Systemische Therapie
Systemische Therapie

Der Konstruktivismus ist eine Erkenntnistheorie und eine Grundsäule der systemischen Therapie. Demnach sind es nicht die Dinge oder Ereignisse die uns bewegen, sondern die Bedeutung, die wir den Dingen oder den Ereignissen geben. In dieser Hinsicht gibt es keine Wahrheit, sondern nur Verantwortung für das eigene Denken und Handeln. Systemische Therapie unterstützt den Klienten die gewünschte Situation incl. des Gefühlszustandes herbeizuführen. Jedoch ist die Frage: Was wünsche ich mir, was will ich eigentlich, nicht so banal wie es sich anhört. Viele Faktoren des Systems in dem man sich befindet, spielen dabei eine große Rolle, wie die eigene Geschichte und auch Verpflichtungen welchen man unterliegt. Der systemische Therapeut erarbeitet mit dem Klienten Wünsche und Bedürfnisse und unterstützt die Umsetzung.

Konstruktivismus
Erzählen Verrückt Individuell
Erzählen Verrückt Individuell

Viele zwischenmenschliche Konflikte in den verschiedensten Konstellationen, entstehen oft durch ver-rückte Positionen, Rollen und Ungleichgewichte in den verschieden Beziehungs- und Familiensystemen. Jeder Mensch ist Teil eines Systems wie zum Beispiel einer Familie oder eines Paares und steht in Beziehung mit seinem System und umgekehrt. Probleme entstehen dann, wenn sich das System im Ungleichgewicht befindet und Bewegung oder Veränderung nicht mehr möglich sind.
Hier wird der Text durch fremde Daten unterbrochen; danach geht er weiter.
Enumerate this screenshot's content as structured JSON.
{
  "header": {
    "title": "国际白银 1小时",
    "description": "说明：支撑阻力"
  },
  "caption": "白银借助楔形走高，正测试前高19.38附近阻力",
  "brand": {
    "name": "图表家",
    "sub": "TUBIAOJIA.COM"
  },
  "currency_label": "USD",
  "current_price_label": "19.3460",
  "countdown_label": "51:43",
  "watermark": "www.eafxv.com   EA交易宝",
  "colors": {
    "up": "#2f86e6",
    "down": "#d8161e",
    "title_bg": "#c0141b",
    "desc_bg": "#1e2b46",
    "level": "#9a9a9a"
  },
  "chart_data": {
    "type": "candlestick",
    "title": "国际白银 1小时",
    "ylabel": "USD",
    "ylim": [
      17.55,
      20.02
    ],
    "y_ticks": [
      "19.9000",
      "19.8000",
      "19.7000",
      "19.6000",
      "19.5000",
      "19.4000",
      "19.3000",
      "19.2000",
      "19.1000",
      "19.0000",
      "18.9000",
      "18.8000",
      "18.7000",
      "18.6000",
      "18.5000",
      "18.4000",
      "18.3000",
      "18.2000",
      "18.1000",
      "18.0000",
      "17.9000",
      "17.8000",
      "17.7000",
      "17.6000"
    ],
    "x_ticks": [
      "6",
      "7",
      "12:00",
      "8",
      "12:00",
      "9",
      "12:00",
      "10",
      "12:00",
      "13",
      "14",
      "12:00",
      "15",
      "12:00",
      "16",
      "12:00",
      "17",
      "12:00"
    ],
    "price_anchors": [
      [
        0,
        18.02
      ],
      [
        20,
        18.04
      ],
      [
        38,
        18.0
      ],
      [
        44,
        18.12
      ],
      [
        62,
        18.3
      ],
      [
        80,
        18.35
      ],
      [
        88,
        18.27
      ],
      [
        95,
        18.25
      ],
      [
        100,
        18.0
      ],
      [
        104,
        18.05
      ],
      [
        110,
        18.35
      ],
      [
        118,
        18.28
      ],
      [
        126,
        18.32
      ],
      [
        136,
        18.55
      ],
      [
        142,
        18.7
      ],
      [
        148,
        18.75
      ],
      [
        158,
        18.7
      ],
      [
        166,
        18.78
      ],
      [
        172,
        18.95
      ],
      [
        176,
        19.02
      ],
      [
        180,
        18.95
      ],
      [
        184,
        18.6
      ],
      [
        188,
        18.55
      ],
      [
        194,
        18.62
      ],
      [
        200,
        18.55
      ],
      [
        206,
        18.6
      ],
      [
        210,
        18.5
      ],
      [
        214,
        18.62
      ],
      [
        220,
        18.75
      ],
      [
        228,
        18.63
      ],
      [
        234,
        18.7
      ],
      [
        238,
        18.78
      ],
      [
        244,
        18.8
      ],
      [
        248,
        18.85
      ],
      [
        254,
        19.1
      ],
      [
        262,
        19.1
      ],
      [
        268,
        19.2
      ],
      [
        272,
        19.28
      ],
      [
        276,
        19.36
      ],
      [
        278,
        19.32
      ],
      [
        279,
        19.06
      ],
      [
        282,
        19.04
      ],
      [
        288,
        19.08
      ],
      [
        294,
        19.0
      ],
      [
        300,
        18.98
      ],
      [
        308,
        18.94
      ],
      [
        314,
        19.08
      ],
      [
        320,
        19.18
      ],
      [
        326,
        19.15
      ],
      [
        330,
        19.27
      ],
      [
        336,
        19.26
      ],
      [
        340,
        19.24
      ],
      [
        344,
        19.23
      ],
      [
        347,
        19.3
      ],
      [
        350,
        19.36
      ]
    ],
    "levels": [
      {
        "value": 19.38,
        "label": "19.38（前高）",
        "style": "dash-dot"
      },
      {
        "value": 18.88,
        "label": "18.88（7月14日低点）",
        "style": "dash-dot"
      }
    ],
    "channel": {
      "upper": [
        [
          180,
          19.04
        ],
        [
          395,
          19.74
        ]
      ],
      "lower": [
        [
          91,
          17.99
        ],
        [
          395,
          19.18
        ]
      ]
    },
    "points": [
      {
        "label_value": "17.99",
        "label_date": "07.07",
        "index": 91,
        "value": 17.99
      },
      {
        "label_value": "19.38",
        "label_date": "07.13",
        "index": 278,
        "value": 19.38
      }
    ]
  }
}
Diese Zusammenhänge mit therapeutischer Unterstützung sichtbar zu machen wird helfen, Passivität abzulegen und wieder ein Gefühl von Kontrolle zu erlangen. Allein bei einer neutralen Person, konfliktbehaftete Themen offen aussprechen zu können kann den Leidensdruck lindern und Veränderung herbeiführen. Vorhandene Fähigkeiten und Stärken von Einzelnen und von Systemen werden für die Zusammenarbeit genutzt, wobei davon ausgegangen wird, dass jede Person eine subjektiv gültige und richtige Wahrnehmung hat.   Es gibt demnach kein „richtig“ oder „falsch“. In Beratung, Therapie, Coaching oder Supervision wird den Menschen nicht gesagt, was „besser“ ist, um sie dadurch zu verändern, vielmehr gibt es das Angebot eines Raumes, in dem Veränderung auftreten kann.  Dabei werden verschiedenste Fragetechniken sowie kreative Methoden eingesetzt mit dem Ziel, neue Sichtweisen und somit Handlungsmöglichkeiten zu eröffnen.